Valigie, capelli e filo spinato rinnovato ricordano lo sterminio ad Auschwitz

I nazisti lì uccisero 1,1 milioni di persone. Un reportage dello Spiegel sui reperti dei prigionieri come scarpe a pezzi e occhiali. La scritta "Arbeit macht frei" non è quella originale

L’ingresso di Auschwitz

L’ingresso di Auschwitz

redazione 21 gennaio 2019
Nel Museo di Auschwitz-Birkenau uno dei problemi più delicati e difficili è preservare quanto è rimasto delle vittime: cappotti, valigie (anche di cartone), capelli, brandelli di bambini, donne, uomini sterminati dai nazisti. La sfida, la difficoltà anche etica, è che quei poveri pezzi decadono, si decompongono, per cui occorre “restaurarli” perché la memoria non vada persa ma se si “restaurano” si rischia di ricreare una realtà migliorata rispetto al reale. Di questi dilemmi il settimanale tedesco Der Spiegel ne dà conto con un reportage di Martin Doerry pubblicato nell’edizione tedesca del 12 gennaio e online, in inglese, nell’edizione internazionale online.

Il “Giorno della memoria” è stato istituito il 27 gennaio perché in quel giorno del 1945 fu liberato il campo di Auschwitz come quello di Birkenau, che coprono un’area di circa 190 ettari. Il giornalista racconta cosa conserva il museo: circa 3.800 valigie, cinquemila spazzolini da denti, 110mila scarpe o pezzi di scarpe, “montagne di capelli”, occhiali e altre cose personali. “Nei campi di concentramento e sterminio di Auschwitz-Birkenau fu assassinato circa un milione e centomila persone, di cui un milione era ebreo”. Doerry dà conto di una sua esplorazione nei laboratorio di conservazione dove i restauratori conservano e puliscono “le reliquie del più vasto genocidio mai visto nella storia umana” perché hanno uno scopo preciso: “non un singolo pezzo delle prove lasciate dietro di sé dalle vittime o dagli autori dell’Olocausto dovrebbero essere sacrificati all’entropia”, ovvero alla dispersione di informazioni per il decadimento delle cose. E un tecnico gli chiarisce qual è la regola “d’oro” di loro conservatori: “Mantieni ma non riparare”. Perché se qualcosa è danneggiato, ripararlo rischierebbe di cancellare una prova dello sterminio.

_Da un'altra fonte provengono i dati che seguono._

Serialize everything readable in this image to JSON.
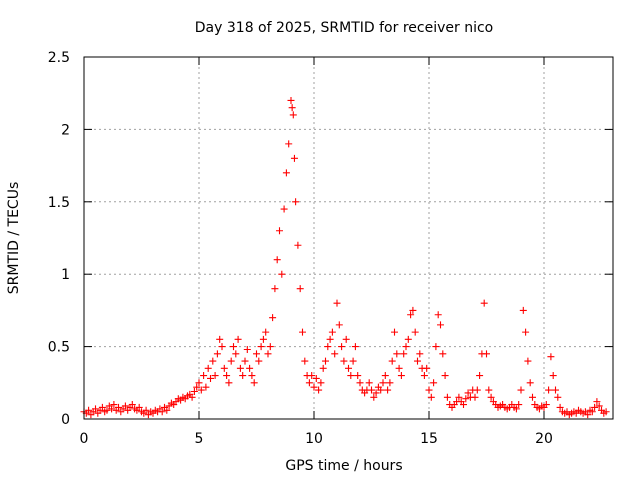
{
  "chart_data": {
    "type": "scatter",
    "title": "Day 318 of 2025, SRMTID for receiver nico",
    "xlabel": "GPS time / hours",
    "ylabel": "SRMTID / TECUs",
    "xlim": [
      0,
      23
    ],
    "ylim": [
      0,
      2.5
    ],
    "x_ticks": [
      0,
      5,
      10,
      15,
      20
    ],
    "x_tick_labels": [
      "0",
      "5",
      "10",
      "15",
      "20"
    ],
    "y_ticks": [
      0,
      0.5,
      1,
      1.5,
      2,
      2.5
    ],
    "y_tick_labels": [
      "0",
      "0.5",
      "1",
      "1.5",
      "2",
      "2.5"
    ],
    "grid": true,
    "marker": "+",
    "colors": {
      "series": "#ff0000",
      "grid": "#a0a0a0",
      "frame": "#000000"
    },
    "series": [
      {
        "name": "SRMTID",
        "points": [
          [
            0.0,
            0.05
          ],
          [
            0.1,
            0.04
          ],
          [
            0.2,
            0.06
          ],
          [
            0.3,
            0.03
          ],
          [
            0.4,
            0.05
          ],
          [
            0.5,
            0.07
          ],
          [
            0.6,
            0.04
          ],
          [
            0.7,
            0.06
          ],
          [
            0.8,
            0.08
          ],
          [
            0.9,
            0.05
          ],
          [
            1.0,
            0.06
          ],
          [
            1.1,
            0.09
          ],
          [
            1.2,
            0.07
          ],
          [
            1.3,
            0.1
          ],
          [
            1.4,
            0.06
          ],
          [
            1.5,
            0.08
          ],
          [
            1.6,
            0.05
          ],
          [
            1.7,
            0.07
          ],
          [
            1.8,
            0.09
          ],
          [
            1.9,
            0.06
          ],
          [
            2.0,
            0.08
          ],
          [
            2.1,
            0.1
          ],
          [
            2.2,
            0.07
          ],
          [
            2.3,
            0.06
          ],
          [
            2.4,
            0.08
          ],
          [
            2.5,
            0.05
          ],
          [
            2.6,
            0.04
          ],
          [
            2.7,
            0.06
          ],
          [
            2.8,
            0.03
          ],
          [
            2.9,
            0.05
          ],
          [
            3.0,
            0.04
          ],
          [
            3.1,
            0.06
          ],
          [
            3.2,
            0.05
          ],
          [
            3.3,
            0.07
          ],
          [
            3.4,
            0.05
          ],
          [
            3.5,
            0.08
          ],
          [
            3.6,
            0.06
          ],
          [
            3.7,
            0.09
          ],
          [
            3.8,
            0.11
          ],
          [
            3.9,
            0.1
          ],
          [
            4.0,
            0.12
          ],
          [
            4.1,
            0.14
          ],
          [
            4.2,
            0.13
          ],
          [
            4.3,
            0.15
          ],
          [
            4.4,
            0.14
          ],
          [
            4.5,
            0.16
          ],
          [
            4.6,
            0.17
          ],
          [
            4.7,
            0.15
          ],
          [
            4.8,
            0.19
          ],
          [
            4.9,
            0.22
          ],
          [
            5.0,
            0.25
          ],
          [
            5.1,
            0.2
          ],
          [
            5.2,
            0.3
          ],
          [
            5.3,
            0.22
          ],
          [
            5.4,
            0.35
          ],
          [
            5.5,
            0.28
          ],
          [
            5.6,
            0.4
          ],
          [
            5.7,
            0.3
          ],
          [
            5.8,
            0.45
          ],
          [
            5.9,
            0.55
          ],
          [
            6.0,
            0.5
          ],
          [
            6.1,
            0.35
          ],
          [
            6.2,
            0.3
          ],
          [
            6.3,
            0.25
          ],
          [
            6.4,
            0.4
          ],
          [
            6.5,
            0.5
          ],
          [
            6.6,
            0.45
          ],
          [
            6.7,
            0.55
          ],
          [
            6.8,
            0.35
          ],
          [
            6.9,
            0.3
          ],
          [
            7.0,
            0.4
          ],
          [
            7.1,
            0.48
          ],
          [
            7.2,
            0.35
          ],
          [
            7.3,
            0.3
          ],
          [
            7.4,
            0.25
          ],
          [
            7.5,
            0.45
          ],
          [
            7.6,
            0.4
          ],
          [
            7.7,
            0.5
          ],
          [
            7.8,
            0.55
          ],
          [
            7.9,
            0.6
          ],
          [
            8.0,
            0.45
          ],
          [
            8.1,
            0.5
          ],
          [
            8.2,
            0.7
          ],
          [
            8.3,
            0.9
          ],
          [
            8.4,
            1.1
          ],
          [
            8.5,
            1.3
          ],
          [
            8.6,
            1.0
          ],
          [
            8.7,
            1.45
          ],
          [
            8.8,
            1.7
          ],
          [
            8.9,
            1.9
          ],
          [
            9.0,
            2.2
          ],
          [
            9.05,
            2.15
          ],
          [
            9.1,
            2.1
          ],
          [
            9.15,
            1.8
          ],
          [
            9.2,
            1.5
          ],
          [
            9.3,
            1.2
          ],
          [
            9.4,
            0.9
          ],
          [
            9.5,
            0.6
          ],
          [
            9.6,
            0.4
          ],
          [
            9.7,
            0.3
          ],
          [
            9.8,
            0.25
          ],
          [
            9.9,
            0.3
          ],
          [
            10.0,
            0.22
          ],
          [
            10.1,
            0.28
          ],
          [
            10.2,
            0.2
          ],
          [
            10.3,
            0.25
          ],
          [
            10.4,
            0.35
          ],
          [
            10.5,
            0.4
          ],
          [
            10.6,
            0.5
          ],
          [
            10.7,
            0.55
          ],
          [
            10.8,
            0.6
          ],
          [
            10.9,
            0.45
          ],
          [
            11.0,
            0.8
          ],
          [
            11.1,
            0.65
          ],
          [
            11.2,
            0.5
          ],
          [
            11.3,
            0.4
          ],
          [
            11.4,
            0.55
          ],
          [
            11.5,
            0.35
          ],
          [
            11.6,
            0.3
          ],
          [
            11.7,
            0.4
          ],
          [
            11.8,
            0.5
          ],
          [
            11.9,
            0.3
          ],
          [
            12.0,
            0.25
          ],
          [
            12.1,
            0.2
          ],
          [
            12.2,
            0.18
          ],
          [
            12.3,
            0.2
          ],
          [
            12.4,
            0.25
          ],
          [
            12.5,
            0.2
          ],
          [
            12.6,
            0.15
          ],
          [
            12.7,
            0.18
          ],
          [
            12.8,
            0.22
          ],
          [
            12.9,
            0.2
          ],
          [
            13.0,
            0.25
          ],
          [
            13.1,
            0.3
          ],
          [
            13.2,
            0.2
          ],
          [
            13.3,
            0.25
          ],
          [
            13.4,
            0.4
          ],
          [
            13.5,
            0.6
          ],
          [
            13.6,
            0.45
          ],
          [
            13.7,
            0.35
          ],
          [
            13.8,
            0.3
          ],
          [
            13.9,
            0.45
          ],
          [
            14.0,
            0.5
          ],
          [
            14.1,
            0.55
          ],
          [
            14.2,
            0.72
          ],
          [
            14.3,
            0.75
          ],
          [
            14.4,
            0.6
          ],
          [
            14.5,
            0.4
          ],
          [
            14.6,
            0.45
          ],
          [
            14.7,
            0.35
          ],
          [
            14.8,
            0.3
          ],
          [
            14.9,
            0.35
          ],
          [
            15.0,
            0.2
          ],
          [
            15.1,
            0.15
          ],
          [
            15.2,
            0.25
          ],
          [
            15.3,
            0.5
          ],
          [
            15.4,
            0.72
          ],
          [
            15.5,
            0.65
          ],
          [
            15.6,
            0.45
          ],
          [
            15.7,
            0.3
          ],
          [
            15.8,
            0.15
          ],
          [
            15.9,
            0.1
          ],
          [
            16.0,
            0.08
          ],
          [
            16.1,
            0.1
          ],
          [
            16.2,
            0.12
          ],
          [
            16.3,
            0.15
          ],
          [
            16.4,
            0.12
          ],
          [
            16.5,
            0.1
          ],
          [
            16.6,
            0.14
          ],
          [
            16.7,
            0.18
          ],
          [
            16.8,
            0.15
          ],
          [
            16.9,
            0.2
          ],
          [
            17.0,
            0.15
          ],
          [
            17.1,
            0.2
          ],
          [
            17.2,
            0.3
          ],
          [
            17.3,
            0.45
          ],
          [
            17.4,
            0.8
          ],
          [
            17.5,
            0.45
          ],
          [
            17.6,
            0.2
          ],
          [
            17.7,
            0.15
          ],
          [
            17.8,
            0.12
          ],
          [
            17.9,
            0.1
          ],
          [
            18.0,
            0.08
          ],
          [
            18.1,
            0.09
          ],
          [
            18.2,
            0.1
          ],
          [
            18.3,
            0.08
          ],
          [
            18.4,
            0.07
          ],
          [
            18.5,
            0.08
          ],
          [
            18.6,
            0.1
          ],
          [
            18.7,
            0.08
          ],
          [
            18.8,
            0.07
          ],
          [
            18.9,
            0.1
          ],
          [
            19.0,
            0.2
          ],
          [
            19.1,
            0.75
          ],
          [
            19.2,
            0.6
          ],
          [
            19.3,
            0.4
          ],
          [
            19.4,
            0.25
          ],
          [
            19.5,
            0.15
          ],
          [
            19.6,
            0.1
          ],
          [
            19.7,
            0.08
          ],
          [
            19.8,
            0.07
          ],
          [
            19.9,
            0.09
          ],
          [
            20.0,
            0.08
          ],
          [
            20.1,
            0.1
          ],
          [
            20.2,
            0.2
          ],
          [
            20.3,
            0.43
          ],
          [
            20.4,
            0.3
          ],
          [
            20.5,
            0.2
          ],
          [
            20.6,
            0.15
          ],
          [
            20.7,
            0.08
          ],
          [
            20.8,
            0.05
          ],
          [
            20.9,
            0.04
          ],
          [
            21.0,
            0.05
          ],
          [
            21.1,
            0.03
          ],
          [
            21.2,
            0.04
          ],
          [
            21.3,
            0.05
          ],
          [
            21.4,
            0.04
          ],
          [
            21.5,
            0.06
          ],
          [
            21.6,
            0.05
          ],
          [
            21.7,
            0.04
          ],
          [
            21.8,
            0.05
          ],
          [
            21.9,
            0.03
          ],
          [
            22.0,
            0.06
          ],
          [
            22.1,
            0.05
          ],
          [
            22.2,
            0.08
          ],
          [
            22.3,
            0.12
          ],
          [
            22.4,
            0.09
          ],
          [
            22.5,
            0.06
          ],
          [
            22.6,
            0.04
          ],
          [
            22.7,
            0.05
          ]
        ]
      }
    ]
  }
}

Con quattrocento dipendenti, l’obiettivo del memoriale è “preservare l’autenticità” dei reperti di una storia che marchierà per sempre il genere umano. Ma il dilemma su come e cosa preservare si pone. “Le condizioni di molti edifici peggiorano, è quasi impossibile preservare tutto senza interferire con la situazione iniziale”.

Il dilemma si fa particolarmente acuto con i 14 chilometri di filo spinato: è uno dei simboli dei lager, “più volte quello originale è stato dovuto essere sostituito”, non è più elettrificato e i cartelli che avvisano di non avvicinarsi sono repliche. Ma non c’erano alternative: i cartelli originali con la scritta "Halt! Stój!" e il cranio con le ossa incrociate non esistono più. E anche la beffarda scritta "Arbeit macht frei" (il lavoro rende liberi) all’ingresso del campo principale di Auschwitz non è l’originale: fu rubato per un neonazista svedese nel 2009 e segato in tre parti. La scritta fu ritrovata e restaurata ma i responsabili del museo ritennero che era più sicuro esporre una copia, dato il furto. Quindi alla fine i visitatori vedono un luogo in condizioni migliori di quelle vissute da quel milione e centomila vittime. Ma al momento non c’è alternativa.